Kultur

Anschuldigungen gegen Placido Domingo ziehen Kreise

Nachdem mehrere Frauen dem spanischen Starsänger, Dirigenten und Operndirektor Placido Domingo sexuelle Belästigungen vorgeworfen hatten und dies am Dienstag durch eine umfassende Recherche der Nachrichtenagentur Associated Press (AP) bekannt geworden war, reagierten US-amerikanische Kulturinstitutionen umgehend mit zum Teil scharfen Sanktionen.

Anschuldigungen gegen Placido Domingo. SN/AP
Anschuldigungen gegen Placido Domingo.

Wie Norman Lebrecht auf seinem Klassikblog www.slippedisc.com berichtet, hat die Los Angeles Opera, der Domingo seit Jahrzehnten als General Manager in leitender Funktion verbunden ist, einen unabhängigen Ausschuss einberufen, um die Vorwürfe gegen Domingo zu untersuchen. Man würdigt Domingos Verdienste, zugleich aber will man alles unternehmen, ein professionelles und kollaboratives Umfeld zu fördern, in dem sich alle Künstler und Angestellten gleichermaßen wertgeschätzt und respektiert fühlen sollen, wie es in einem Statement der Oper heißt.
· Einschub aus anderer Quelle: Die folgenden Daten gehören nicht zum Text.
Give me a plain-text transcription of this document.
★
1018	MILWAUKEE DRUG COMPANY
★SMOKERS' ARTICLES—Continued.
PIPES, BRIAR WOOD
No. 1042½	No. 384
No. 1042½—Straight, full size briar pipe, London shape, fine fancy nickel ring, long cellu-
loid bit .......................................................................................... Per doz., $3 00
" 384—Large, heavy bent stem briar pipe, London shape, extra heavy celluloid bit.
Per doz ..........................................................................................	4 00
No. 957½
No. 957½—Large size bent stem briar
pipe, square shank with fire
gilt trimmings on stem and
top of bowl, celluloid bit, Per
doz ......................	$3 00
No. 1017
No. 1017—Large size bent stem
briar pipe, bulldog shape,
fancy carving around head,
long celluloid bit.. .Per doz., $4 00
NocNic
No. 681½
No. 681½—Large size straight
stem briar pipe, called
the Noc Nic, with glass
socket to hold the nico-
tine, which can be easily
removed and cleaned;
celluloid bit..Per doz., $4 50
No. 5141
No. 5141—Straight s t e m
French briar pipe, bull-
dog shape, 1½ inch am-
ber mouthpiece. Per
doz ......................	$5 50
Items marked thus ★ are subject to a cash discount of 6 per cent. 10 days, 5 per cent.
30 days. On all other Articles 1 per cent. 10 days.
Die Ergebnisse dieses Ausschusses will auch die New Yorker Metropolitan Oper (MET) abwarten, um zu entscheiden, wie man mit künftigen Engagements von Domingo an dem bedeutenden Haus umgehen werde. Insbesondere steht schon im September "Macbeth" von Verdi mit Anna Netrebko als Lady und Domingo in der Titelrolle an. "Mit äußerster Sorgfalt", so die MET, nehme man Anschuldigungen sexueller Übergriffe und Machtmissbrauch ernst, das Opernhaus betont aber, dass Domingo immer "Gastkünstler" gewesen sei und keinen Einfluss auf Besetzungen ausüben konnte.

Ihren eigenen, vierzig Jahre tätig gewesenen Musikdirektor, James Levine, hatte die MET bekanntlich sofort von allen Dirigaten entbunden, als gegen ihn Vorwürfe sexuellen Missbrauchs erhoben worden waren. Den anhängigen Rechtsstreit haben beide Parteien erst kürzlich außergerichtlich beigelegt.
Umgehend und hart reagierten mittlerweile die Philadelphia Orchestra Association und die San Francisco Opera auf die Vorwürfe gegen Domingo. Philadelphia lud den Sänger vom Eröffnungskonzert am 18. September aus. Man wolle, hieß es in einer von Lebrecht zitierten Stellungnahme, ein sicheres, respektvolles und angenehmes Umfeld für Orchester und Bedienstete, mitarbeitende Künstler und Komponisten, aber auch für das Publikum gewährleisten. Die San Francisco Opera hat eine Gala mit Domingo am 6. Oktober abgesagt.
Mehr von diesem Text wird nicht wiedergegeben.